Both companies declined to provide annual sales figures for Cougar and declined to specify the terms of the deal. Mr. Golbert said Cougar is “a nice, sizeable business” that appealed to Pajar. For one thing, the brand is positioned in a complementary price range to Pajar’s own footwear. Pajar boots generally sell for $250 or more a pair, while Cougar’s tend to sell in the $100 to $200 range.
And Mr. Golbert believes Cougar has room to grow, by expanding to international markets where Pajar already has relationships with distributors. Eventually, he said, he would like to expand the Cougar brand into outerwear such as coats and vests, as Pajar did roughly 15 years ago.
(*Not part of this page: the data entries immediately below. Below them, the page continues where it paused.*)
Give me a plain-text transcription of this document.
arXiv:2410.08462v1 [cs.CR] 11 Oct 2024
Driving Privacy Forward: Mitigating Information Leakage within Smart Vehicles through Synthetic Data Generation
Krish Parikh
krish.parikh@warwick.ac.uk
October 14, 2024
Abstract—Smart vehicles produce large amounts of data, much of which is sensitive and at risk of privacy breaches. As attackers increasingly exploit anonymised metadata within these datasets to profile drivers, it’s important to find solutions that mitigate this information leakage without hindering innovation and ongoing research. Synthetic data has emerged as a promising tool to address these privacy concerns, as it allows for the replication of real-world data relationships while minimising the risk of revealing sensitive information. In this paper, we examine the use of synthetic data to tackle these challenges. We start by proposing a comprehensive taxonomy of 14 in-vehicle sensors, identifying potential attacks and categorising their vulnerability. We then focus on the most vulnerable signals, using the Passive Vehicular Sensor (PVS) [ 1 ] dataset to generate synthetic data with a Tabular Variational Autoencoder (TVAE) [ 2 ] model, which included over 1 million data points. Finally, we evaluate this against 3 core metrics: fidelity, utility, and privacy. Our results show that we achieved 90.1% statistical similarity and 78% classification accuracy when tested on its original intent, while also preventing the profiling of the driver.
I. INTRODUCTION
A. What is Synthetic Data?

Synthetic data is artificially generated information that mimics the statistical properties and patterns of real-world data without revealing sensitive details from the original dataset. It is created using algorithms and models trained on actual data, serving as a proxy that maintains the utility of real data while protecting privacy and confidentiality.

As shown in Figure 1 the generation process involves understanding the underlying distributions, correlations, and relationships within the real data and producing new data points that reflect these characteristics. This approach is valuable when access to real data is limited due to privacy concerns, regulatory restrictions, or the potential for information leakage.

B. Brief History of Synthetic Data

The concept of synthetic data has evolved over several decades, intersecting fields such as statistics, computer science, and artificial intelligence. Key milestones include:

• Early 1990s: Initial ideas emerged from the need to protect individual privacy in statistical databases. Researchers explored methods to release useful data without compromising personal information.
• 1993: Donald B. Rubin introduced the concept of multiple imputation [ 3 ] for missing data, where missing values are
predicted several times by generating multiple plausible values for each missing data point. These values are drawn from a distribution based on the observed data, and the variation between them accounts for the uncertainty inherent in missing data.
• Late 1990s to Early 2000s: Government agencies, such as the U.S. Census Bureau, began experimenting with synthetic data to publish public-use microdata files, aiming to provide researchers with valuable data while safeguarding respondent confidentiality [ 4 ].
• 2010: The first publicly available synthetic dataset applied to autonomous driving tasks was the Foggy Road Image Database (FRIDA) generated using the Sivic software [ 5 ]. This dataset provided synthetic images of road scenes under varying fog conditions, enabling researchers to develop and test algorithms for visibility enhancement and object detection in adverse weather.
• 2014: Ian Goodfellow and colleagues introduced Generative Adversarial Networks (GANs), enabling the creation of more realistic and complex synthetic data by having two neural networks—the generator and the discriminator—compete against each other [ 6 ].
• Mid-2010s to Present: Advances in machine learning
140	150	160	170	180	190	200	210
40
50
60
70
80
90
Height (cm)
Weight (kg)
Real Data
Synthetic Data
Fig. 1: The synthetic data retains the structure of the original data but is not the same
Pajar continues to manufacture its heritage collection at its factory in Montreal’s Plateau-Mont-Royal neighbourhood, but the majority of both brands’ manufacturing happens overseas, in China and, in Pajar’s case, in Italy, Romania and Portugal.
“We’ve been growing our own brand for the past 60 years and we’ve been distributing a lot of brands over the years, but this is really our first acquisition, buying a brand outright,” Mr. Golbert said.